The students need to have basic knowledge in statistics. A genuine interest in data analysis is a plus!
Block I (about 18 hours of lessons + 2 hours of practice): data analysis and data mining; statistical information for businesses; primary and secondary information sources; Data organization: the data matrix; Data Warehouse and Data MART; Graphical tools for the visualization of multivariate data: Scatterplot matrix and Heatmap; Quantitative and qualitative data; Temporal and spatial data; Preliminary data processing: missing data and outlier data;
Block II (about 22 hours of lessons + 6 hours of practice): the relationships between variables: the simple and multiple linear regression model. Compact matrix representation. Estimation of the coefficients of the multiple linear regression model: ordinary least squares (OLS). Hypothesis for the construction of the model. Measures of the model goodness fit. Hypothesis testing on model parameters. Diagnostics and analysis of model residues. Further developments of regression analysis: interactions in multiple regression; polynomial regression, regression with instrumental variables; regression step and spline regression.
Block III (about 20 hours of lessons + 4 hours of practice): Distance measurements and similarity indexes: cluster analysis. Synthesis techniques: principal components analysis and correspondence analysis (simple and multiple).

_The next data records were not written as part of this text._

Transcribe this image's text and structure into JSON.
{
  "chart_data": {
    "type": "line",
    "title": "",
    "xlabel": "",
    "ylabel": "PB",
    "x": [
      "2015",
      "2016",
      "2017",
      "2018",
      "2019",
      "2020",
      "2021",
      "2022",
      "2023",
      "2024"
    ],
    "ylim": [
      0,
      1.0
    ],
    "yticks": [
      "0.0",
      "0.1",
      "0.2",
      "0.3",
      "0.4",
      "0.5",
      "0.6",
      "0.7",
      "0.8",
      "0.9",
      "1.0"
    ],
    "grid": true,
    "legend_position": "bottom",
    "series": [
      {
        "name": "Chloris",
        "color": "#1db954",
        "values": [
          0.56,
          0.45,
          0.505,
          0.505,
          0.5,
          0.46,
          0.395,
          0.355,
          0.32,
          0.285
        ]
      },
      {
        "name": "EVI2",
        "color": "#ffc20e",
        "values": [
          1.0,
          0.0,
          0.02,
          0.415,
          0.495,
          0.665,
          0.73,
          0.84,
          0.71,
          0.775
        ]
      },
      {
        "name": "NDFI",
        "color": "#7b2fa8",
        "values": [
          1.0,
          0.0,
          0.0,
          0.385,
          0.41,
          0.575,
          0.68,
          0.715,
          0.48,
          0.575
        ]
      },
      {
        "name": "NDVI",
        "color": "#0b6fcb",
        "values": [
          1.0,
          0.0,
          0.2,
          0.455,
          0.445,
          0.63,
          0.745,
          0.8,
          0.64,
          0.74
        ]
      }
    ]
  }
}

The main topics discussed at the course are:
- Introduction to Data Mining
- Primary and secondary data
- Data matrix; Data Warehouse and Data MART; Scatterplot matrix and Heatmap
- Quantitative and qualitative data; temporal and spatial data
- Data cleaning: outliers and missing data
- Multiple linear regression model. Compact matrix representation. Hypothesis for the model construction
- Estimation of the coefficients (OLS)
- Measures of the goodness of fit.
- Further developments of the regression analysis.
- Distance measurements and similarity indices: clustering analysis
- Synthesis techniques: principal components analysis and correspondence analysis (simple and multiple).

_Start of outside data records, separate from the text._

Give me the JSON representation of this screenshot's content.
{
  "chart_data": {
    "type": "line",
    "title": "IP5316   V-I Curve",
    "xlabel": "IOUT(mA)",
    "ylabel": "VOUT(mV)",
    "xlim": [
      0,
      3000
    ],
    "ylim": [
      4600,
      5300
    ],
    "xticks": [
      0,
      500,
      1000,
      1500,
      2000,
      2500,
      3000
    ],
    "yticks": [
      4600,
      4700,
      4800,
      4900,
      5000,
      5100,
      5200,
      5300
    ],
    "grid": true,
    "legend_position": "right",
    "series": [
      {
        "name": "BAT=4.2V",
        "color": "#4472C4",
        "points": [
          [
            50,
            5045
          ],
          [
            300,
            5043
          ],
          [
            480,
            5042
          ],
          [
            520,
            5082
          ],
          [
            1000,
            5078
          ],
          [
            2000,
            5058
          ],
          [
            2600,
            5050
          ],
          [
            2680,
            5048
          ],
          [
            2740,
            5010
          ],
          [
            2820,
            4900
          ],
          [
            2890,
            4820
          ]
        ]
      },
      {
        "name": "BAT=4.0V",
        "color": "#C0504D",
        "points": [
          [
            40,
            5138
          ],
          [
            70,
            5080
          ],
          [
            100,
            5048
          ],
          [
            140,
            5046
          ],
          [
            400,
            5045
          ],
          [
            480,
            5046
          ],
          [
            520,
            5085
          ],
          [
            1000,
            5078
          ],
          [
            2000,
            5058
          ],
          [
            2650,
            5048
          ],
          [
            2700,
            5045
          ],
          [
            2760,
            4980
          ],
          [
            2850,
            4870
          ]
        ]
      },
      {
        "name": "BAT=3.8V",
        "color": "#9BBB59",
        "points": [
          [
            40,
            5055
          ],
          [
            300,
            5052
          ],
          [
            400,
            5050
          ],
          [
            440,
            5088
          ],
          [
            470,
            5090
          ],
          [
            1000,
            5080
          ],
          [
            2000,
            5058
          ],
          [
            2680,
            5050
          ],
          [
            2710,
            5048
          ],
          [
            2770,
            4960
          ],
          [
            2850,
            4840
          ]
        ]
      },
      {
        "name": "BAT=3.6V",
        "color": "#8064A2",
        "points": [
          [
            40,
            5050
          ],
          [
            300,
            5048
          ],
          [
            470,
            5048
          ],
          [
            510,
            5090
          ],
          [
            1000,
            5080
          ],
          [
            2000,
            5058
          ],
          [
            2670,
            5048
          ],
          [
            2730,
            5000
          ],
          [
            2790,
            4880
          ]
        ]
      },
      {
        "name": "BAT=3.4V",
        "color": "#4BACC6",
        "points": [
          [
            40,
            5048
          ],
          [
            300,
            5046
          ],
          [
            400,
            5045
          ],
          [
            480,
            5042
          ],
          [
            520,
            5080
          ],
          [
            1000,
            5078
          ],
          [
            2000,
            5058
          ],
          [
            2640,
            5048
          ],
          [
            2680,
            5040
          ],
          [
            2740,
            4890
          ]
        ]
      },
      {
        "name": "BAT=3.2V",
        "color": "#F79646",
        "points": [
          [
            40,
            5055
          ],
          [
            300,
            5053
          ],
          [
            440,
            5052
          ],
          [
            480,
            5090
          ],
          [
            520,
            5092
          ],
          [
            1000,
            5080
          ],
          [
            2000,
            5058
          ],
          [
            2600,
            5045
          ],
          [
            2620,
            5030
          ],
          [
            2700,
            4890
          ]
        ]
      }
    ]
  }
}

The teaching activity consists of 72 hours of lectures, during which exercises are also proposed on the covered topics. Students are also assigned additional exercises to perform at home, individually or in groups, which are then corrected and discussed during the lesson hours.
Gareth J., Witten D., Hastie T., Tibshirani R. (2017), An Introduction to Statistical Learning (Cap. 3 – parr. 3.1-3.3; Cap. 7 – parr. 3.1-3.4)
Zani S. e Cerioli A. (2007). Analisi dei dati e Data mining per le decisioni aziendali, Giuffré Editore (Capp. 1, 3, 6-9)
Lecture notes by the teacher.
The assessment is based on an oral examination. The vote of the examination is expressed in scale from 0 to 30. To pass the exam (a vote not lower than 18/30), the student must demonstrate at least a basic knowledge of the techniques illustrated during the course. To achieve the highest score (ie 30/30 or cum laude), the student must demonstrate an excellent knowledge of all the course contents as well as the ability to apply them to problem solving. The exhibition capacity and the degree of mastery of the vocabulary of the discipline also contribute to determining the final grade.